Experimental results of sonar image contrast enhancement

In addition, in order to further compare the above methods, the contrast [8] and the signal to noise ratio (SNR) of image are selected as objective evaluation criteria.

The higher the contrast of image is, the more obvious the improvement degree of the contrast is. The higher the SNR of image, the less the image is affected by noise and the higher the image quality. The experimental data are shown in Table 1.

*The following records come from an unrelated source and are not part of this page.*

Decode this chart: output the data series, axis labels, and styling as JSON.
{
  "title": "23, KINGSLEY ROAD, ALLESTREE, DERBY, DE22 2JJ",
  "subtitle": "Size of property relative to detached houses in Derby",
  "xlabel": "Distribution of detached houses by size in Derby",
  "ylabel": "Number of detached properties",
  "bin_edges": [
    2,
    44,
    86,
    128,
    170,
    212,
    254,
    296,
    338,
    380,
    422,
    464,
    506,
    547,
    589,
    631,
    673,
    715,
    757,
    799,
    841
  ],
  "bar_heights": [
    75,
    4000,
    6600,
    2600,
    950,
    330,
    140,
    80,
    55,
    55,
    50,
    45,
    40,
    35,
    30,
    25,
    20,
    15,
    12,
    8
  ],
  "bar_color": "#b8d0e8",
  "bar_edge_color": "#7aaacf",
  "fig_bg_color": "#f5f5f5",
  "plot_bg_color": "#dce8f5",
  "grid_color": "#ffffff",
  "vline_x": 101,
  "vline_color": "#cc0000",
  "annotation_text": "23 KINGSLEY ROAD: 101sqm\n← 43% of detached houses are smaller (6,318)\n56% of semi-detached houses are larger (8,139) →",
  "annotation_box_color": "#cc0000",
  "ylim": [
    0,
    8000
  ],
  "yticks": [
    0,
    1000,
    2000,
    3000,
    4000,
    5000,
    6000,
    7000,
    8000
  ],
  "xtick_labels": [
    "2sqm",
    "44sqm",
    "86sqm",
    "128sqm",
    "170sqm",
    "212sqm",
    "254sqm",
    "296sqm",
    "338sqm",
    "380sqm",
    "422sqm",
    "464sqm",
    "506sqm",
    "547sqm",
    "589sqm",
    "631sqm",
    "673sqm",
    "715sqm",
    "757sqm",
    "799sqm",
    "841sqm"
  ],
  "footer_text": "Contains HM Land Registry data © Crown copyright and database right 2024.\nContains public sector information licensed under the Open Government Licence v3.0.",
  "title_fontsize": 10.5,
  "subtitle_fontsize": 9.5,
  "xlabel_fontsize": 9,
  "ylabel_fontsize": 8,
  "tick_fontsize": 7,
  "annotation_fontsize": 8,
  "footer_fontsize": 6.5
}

Table 1 Objective evaluation indexes for the four image contrast enhancement methods

In terms of subjective evaluation, the results are shown in Fig. 3. The gray scale transformation method and histogram equalization method enhance the contrast of image obviously, but enlarge the noise in the image to a great extent. The unsharp masking method is not good at improve the contrast and suppress the noise of image. Discrete wavelet transform method is not ideal in improving contrast of image, but it is outstanding in suppressing noise. The data in Table 1 can reflect the effect of contrast enhancement to some extent.

4 Conclusion

The gray scale transformation method and histogram equalization method can not suppress the noise effectively while enhancing the contrast of sonar image. The unsharp masking method is not ideal in contrast enhancement and noise suppression. Discrete wavelet transform method is not so good at enhancing image contrast, but it can suppress the noise well, which is very helpful for sonar image processing in later stage. In the following research, the stationary wavelet transform can be used to enhance the image contrast. The stationary wavelet transform is an improvement of the discrete wavelet transform, which can effectively avoid the image edge distortion. Based on the stationary wavelet transform and combined with the corresponding image enhancement methods, the sonar image is enhanced to improve the overall visual effect of the image.